The key in the stock market is always what will change.   Peak conditions can’t get much better, while poor conditions can—and often do--get much better.

The Conference Board Index of consumer confidence has an excellent long-term record as a contrary indicator for the stock market.  Periods of unusually low levels of consumer confidence have occurred at major troughs in the stock market, while periods of unusually high levels of confidence have occurred at major peaks in the stock market.  The following table contains major market troughs and peaks over the past 43 years:

                                  High Consumer                     Low Consumer
                                      Confidence                           Confidence
                            (stock market peaks)              (stock market troughs)
                                  October, 2007                         October, 2011
                                  January, 2000                          March, 2009                                          
                                  September, 1987                     March, 2003
                                  December, 1972                      January, 1991
                                  October, 1968                          October, 1982
                                                                                     December, 1974
How does this indicator look now?  Though consumer confidence has risen recently, it is still at historically low levels, which bodes well for gains in stock prices.
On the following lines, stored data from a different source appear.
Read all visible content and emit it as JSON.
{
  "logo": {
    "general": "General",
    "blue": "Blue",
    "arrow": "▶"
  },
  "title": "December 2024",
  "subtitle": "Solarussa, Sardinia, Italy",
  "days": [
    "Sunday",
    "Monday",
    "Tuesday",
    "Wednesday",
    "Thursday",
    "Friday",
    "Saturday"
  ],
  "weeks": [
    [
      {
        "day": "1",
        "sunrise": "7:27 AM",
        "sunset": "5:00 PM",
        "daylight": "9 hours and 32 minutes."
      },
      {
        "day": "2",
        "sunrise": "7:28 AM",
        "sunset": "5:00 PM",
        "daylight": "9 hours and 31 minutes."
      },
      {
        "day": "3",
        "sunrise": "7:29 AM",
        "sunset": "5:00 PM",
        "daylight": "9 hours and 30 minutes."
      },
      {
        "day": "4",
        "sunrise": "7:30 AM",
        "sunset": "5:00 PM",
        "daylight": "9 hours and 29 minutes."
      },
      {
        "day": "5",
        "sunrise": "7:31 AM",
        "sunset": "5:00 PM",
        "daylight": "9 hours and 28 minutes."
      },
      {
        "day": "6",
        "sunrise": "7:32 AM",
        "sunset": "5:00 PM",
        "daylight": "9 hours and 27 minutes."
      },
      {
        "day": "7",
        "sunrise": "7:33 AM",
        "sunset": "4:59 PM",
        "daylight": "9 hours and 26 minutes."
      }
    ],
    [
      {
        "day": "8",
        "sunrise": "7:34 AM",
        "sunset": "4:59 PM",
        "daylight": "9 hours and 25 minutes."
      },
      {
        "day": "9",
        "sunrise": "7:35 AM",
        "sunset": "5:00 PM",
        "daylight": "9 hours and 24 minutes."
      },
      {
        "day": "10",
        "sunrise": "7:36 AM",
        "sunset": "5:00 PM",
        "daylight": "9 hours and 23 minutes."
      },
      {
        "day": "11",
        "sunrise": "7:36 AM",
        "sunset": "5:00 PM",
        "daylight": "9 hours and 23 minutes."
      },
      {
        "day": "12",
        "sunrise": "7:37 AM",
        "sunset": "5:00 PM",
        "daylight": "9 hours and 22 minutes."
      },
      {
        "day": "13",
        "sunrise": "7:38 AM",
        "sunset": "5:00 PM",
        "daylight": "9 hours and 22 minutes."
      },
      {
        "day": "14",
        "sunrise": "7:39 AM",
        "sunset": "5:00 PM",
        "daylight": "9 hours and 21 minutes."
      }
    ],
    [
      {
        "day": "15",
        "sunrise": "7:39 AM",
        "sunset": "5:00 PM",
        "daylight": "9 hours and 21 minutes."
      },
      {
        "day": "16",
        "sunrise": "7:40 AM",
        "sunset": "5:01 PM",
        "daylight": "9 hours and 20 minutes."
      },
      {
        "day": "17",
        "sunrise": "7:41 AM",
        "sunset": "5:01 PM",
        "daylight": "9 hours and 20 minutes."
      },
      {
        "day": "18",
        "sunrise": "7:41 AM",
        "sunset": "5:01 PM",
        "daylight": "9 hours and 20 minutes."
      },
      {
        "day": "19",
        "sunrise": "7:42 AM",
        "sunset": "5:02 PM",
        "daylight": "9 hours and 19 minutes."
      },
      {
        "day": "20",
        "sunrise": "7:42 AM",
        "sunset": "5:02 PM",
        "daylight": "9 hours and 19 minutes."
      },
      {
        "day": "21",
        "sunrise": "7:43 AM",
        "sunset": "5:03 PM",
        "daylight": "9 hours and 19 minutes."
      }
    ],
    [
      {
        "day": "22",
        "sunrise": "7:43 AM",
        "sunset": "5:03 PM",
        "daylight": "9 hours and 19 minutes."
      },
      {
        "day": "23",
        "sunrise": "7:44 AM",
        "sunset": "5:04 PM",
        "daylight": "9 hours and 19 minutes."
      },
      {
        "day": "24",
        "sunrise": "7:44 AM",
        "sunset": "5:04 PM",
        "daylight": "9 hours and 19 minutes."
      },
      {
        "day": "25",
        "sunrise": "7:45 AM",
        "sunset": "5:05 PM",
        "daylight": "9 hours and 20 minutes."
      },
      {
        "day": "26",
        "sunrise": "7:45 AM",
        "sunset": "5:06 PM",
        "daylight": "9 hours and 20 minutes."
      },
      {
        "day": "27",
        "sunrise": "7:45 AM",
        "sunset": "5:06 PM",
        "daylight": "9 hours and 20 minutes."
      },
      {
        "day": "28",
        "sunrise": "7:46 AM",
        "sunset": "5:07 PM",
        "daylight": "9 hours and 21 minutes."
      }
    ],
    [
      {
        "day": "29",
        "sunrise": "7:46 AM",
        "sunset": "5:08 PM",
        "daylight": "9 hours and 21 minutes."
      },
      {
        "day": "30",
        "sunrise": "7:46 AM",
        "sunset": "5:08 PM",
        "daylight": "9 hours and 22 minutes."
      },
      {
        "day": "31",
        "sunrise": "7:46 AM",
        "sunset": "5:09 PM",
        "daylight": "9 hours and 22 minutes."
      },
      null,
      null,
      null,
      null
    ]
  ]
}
Despite the historical reliability of this single indicator, it should be just one input to one’s asset allocation decisions.  With major stock indexes in the U.S. up more than 25% since last October and measures of investor sentiment showing high levels of optimism among investors, I would not increase allocations to stocks at current levels.  Instead, I would raise cash and try to tune out the various good news items, such as the new highs set by Apple stock, and patiently wait for better purchase opportunities.